As they neared the mountains and hills, the thick jungle cleared to the more broken country of plains, steppes and boulder-strewn hills, and eventually, in the middle of it all, cut into the wilderness as if an enormous rectangular piece of turf had been removed, the abandoned excavation site hove into view.
‘Is this it?’ Tanner asked, as Franks hovered above.
‘Yes,’ Franks said, grimly, his eyes focussed below.
Suzanna could make out the machinery and wheel barrows, the sluice pools and a few discarded helmets and other detritus, but thankfully no bodies, the dead men presumably having been devoured or carried away by carrion.
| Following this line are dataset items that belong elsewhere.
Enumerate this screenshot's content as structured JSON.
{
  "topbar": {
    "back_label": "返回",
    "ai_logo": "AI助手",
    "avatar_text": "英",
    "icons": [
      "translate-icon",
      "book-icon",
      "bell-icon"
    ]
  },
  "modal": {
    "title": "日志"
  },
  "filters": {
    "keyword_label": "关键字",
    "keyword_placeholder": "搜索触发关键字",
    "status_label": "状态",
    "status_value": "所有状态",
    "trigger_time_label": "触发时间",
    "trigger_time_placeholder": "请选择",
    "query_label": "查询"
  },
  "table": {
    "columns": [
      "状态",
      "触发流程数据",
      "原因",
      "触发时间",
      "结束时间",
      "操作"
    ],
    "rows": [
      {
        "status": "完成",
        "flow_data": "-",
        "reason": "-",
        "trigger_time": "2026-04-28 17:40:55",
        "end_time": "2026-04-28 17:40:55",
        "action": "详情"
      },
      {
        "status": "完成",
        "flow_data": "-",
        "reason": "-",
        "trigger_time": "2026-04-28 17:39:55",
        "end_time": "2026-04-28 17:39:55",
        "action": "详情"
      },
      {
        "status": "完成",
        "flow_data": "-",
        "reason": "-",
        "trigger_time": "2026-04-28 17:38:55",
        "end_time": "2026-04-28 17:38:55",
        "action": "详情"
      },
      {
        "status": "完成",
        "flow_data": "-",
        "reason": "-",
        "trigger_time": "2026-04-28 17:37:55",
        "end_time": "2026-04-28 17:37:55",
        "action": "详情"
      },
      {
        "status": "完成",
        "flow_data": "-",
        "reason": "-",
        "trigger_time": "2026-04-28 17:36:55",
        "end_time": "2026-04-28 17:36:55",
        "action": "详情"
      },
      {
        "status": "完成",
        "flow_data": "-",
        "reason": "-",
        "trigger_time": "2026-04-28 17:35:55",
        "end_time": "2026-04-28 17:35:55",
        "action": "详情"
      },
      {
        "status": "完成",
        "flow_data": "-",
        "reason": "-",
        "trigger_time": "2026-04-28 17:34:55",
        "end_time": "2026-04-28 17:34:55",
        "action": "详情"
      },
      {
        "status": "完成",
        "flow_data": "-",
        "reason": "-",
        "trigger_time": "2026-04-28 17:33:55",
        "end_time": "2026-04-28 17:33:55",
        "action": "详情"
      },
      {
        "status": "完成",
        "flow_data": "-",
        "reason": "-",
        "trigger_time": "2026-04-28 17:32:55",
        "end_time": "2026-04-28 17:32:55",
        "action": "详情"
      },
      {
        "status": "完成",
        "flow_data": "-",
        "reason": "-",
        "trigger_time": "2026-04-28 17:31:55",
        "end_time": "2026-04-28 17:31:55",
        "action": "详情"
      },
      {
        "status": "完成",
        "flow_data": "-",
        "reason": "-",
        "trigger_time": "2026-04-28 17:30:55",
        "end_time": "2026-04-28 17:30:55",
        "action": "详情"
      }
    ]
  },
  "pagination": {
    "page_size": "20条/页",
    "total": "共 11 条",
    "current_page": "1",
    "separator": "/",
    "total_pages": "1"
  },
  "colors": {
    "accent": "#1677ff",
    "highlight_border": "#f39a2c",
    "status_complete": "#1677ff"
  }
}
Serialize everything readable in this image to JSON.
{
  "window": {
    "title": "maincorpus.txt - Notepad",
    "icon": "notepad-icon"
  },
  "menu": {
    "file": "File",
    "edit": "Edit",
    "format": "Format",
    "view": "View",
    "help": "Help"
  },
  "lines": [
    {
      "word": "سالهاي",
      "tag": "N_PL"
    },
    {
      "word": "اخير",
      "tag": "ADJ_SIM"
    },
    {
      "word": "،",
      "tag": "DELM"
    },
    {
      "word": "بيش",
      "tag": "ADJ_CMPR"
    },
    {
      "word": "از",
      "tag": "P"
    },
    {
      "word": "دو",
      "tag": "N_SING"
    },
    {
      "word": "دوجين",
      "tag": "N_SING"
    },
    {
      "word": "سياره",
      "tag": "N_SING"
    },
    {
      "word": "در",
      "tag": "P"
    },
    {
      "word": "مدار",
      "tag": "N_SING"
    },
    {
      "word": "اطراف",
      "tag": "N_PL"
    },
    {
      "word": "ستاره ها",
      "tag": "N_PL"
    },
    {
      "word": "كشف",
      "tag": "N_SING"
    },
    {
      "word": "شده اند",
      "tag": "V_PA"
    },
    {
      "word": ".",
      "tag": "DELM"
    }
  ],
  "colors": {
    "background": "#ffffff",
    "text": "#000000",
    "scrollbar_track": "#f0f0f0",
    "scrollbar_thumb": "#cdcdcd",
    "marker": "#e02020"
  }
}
‘You want me to put her down?’ Franks asked, as Tanner peered into a pair of binoculars and scoured the site.
‘No, we’ll have no chance of following any tracks in that long grass.’ He looked behind at Suzanna. ‘Okay, princess, this is where you earn your keep. These ... animals. If they’re reptilian, they’ll hang out where? Water?’
She said nothing, just glared at the old man, who glared back, his eyes dark, narrow, intense.
‘You’d better answer the gentleman, missy,’ Franks said. ‘Unless you want your boyfriend to be feeding the crows before we get back.’